5. 2001: A Space Odyssey (Stanley Kubrick, 1968)
The dawn of man. The beginning of mankind. This is the title Kubrick himself gave to the opening scene of a movie that announced a new era for the film industry and for developed societies: 2001: A Space Odyssey. Although this may be one of the most quoted movies ever, there are many reasons that somehow justify so. The prelude, the introduction of this nearly 3 hour-long science fiction experiment is a short movie on itself.

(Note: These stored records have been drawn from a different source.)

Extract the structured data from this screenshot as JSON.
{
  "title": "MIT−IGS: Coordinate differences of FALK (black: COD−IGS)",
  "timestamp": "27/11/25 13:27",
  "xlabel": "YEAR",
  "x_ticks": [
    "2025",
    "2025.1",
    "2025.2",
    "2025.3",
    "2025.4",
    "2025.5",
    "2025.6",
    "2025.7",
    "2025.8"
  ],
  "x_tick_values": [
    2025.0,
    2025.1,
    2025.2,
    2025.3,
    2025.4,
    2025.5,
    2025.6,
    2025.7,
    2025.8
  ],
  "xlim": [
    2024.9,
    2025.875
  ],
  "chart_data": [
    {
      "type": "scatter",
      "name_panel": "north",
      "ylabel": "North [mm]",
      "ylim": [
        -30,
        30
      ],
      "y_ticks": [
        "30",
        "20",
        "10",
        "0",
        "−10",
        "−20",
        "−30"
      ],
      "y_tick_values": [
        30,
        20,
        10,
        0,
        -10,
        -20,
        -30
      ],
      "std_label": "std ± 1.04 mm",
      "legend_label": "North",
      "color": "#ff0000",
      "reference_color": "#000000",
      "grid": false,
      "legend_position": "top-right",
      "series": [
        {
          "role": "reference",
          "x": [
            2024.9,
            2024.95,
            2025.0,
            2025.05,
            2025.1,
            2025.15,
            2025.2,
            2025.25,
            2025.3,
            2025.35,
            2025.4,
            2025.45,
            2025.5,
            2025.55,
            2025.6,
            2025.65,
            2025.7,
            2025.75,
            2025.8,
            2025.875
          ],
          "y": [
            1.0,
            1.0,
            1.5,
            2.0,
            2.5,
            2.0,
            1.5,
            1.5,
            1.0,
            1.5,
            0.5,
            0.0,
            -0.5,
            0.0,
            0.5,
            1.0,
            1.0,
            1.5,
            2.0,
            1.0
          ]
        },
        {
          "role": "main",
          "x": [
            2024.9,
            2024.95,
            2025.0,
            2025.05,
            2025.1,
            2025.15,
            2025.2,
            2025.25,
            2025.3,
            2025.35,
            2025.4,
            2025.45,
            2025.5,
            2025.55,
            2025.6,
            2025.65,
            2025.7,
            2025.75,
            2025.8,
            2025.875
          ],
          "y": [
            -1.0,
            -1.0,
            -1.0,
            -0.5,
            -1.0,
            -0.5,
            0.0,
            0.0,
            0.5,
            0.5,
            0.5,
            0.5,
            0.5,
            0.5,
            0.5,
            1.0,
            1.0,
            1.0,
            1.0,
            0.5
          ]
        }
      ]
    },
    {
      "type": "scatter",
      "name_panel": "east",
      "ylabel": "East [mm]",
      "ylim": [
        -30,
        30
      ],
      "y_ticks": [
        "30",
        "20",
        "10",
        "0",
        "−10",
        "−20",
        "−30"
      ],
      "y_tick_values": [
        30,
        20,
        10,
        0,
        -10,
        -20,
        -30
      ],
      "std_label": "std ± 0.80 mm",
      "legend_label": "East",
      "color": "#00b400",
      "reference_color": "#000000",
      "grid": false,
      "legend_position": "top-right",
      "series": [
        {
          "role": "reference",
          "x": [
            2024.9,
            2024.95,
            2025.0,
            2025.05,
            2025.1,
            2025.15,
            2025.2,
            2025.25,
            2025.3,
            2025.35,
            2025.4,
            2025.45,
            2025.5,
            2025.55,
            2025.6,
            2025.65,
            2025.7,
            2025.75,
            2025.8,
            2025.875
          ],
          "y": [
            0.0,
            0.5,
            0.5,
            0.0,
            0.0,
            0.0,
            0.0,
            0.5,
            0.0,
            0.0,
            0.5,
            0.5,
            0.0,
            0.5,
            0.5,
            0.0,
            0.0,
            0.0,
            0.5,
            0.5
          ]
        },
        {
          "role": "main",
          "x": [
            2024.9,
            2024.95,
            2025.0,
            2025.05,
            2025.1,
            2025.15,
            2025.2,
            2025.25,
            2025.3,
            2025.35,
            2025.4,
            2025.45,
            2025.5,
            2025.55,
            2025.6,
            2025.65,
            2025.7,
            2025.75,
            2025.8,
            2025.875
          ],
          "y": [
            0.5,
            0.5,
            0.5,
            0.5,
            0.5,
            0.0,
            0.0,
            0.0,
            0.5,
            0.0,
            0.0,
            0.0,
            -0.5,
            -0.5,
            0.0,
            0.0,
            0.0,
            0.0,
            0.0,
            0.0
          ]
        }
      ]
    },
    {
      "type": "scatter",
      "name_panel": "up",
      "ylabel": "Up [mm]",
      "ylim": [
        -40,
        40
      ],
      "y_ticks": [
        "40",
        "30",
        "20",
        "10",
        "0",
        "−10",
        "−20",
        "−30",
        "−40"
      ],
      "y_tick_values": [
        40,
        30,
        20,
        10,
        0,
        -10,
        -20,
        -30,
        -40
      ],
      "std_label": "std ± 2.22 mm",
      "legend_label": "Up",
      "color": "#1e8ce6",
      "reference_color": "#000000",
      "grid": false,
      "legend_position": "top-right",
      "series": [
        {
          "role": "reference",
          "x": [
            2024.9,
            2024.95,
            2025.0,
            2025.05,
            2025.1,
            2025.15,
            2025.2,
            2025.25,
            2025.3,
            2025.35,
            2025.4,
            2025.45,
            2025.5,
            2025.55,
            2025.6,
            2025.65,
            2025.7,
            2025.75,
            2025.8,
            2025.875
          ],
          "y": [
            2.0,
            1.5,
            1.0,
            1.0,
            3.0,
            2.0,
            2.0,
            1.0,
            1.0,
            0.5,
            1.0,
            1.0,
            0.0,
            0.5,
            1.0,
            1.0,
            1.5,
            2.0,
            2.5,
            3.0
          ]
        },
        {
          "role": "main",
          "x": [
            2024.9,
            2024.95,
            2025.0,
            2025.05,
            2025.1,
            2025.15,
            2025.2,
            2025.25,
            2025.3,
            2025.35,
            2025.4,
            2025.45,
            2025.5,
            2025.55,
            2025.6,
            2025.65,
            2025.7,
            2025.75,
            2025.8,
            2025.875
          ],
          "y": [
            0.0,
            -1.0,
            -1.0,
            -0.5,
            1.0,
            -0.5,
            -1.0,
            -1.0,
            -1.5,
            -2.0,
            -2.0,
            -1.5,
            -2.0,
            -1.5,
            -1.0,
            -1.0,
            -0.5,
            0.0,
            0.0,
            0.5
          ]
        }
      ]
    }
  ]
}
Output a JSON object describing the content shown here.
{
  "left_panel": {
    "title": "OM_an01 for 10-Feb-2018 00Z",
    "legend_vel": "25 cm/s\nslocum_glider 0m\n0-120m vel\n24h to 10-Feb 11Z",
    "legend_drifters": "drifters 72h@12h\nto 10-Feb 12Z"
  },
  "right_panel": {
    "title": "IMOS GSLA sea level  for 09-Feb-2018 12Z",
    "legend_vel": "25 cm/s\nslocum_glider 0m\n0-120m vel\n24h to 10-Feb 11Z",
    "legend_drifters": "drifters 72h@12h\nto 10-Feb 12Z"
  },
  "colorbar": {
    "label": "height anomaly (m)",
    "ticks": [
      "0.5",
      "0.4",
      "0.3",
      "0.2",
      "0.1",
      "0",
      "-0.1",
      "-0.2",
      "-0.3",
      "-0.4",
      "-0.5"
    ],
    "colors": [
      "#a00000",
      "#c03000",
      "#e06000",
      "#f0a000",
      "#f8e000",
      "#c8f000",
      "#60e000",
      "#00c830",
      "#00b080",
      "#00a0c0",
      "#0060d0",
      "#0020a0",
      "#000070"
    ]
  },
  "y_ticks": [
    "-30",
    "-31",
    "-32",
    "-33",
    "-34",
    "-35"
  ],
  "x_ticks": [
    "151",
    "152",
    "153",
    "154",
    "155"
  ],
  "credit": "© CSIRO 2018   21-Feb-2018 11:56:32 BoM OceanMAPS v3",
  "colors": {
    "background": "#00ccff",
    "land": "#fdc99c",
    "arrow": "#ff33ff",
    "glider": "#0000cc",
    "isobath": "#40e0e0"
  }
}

Two established groups of gorillas fight upon a small lake of water in desertic surroundings, until a cryptically futuristic blank monolith appears, all of a sudden, just above it as a random gift. This symbol of human intelligence is the cause for one of the gorillas to discover the ability to create a murder tool using only a bone. Through intelligence we find wisdom. Using bones as weapons, the group of gorillas will conquer the lake where they had previously been expelled from. In the end, a bone is thrown to fly in the sky, and this led to the longest temporal ellipse in film history. From prehistory to 2001.
The monolith works as a metaphor of metaphors, as an indicator of artificial life impossibly placed in a primitive era. This builds up to be a brilliantly brave experiment that no other filmmaker has dared to reproduce or imitate. It is not a presentation of the space of characters, it is the symbolic key to the questions the movie will probably leave unanswered later on.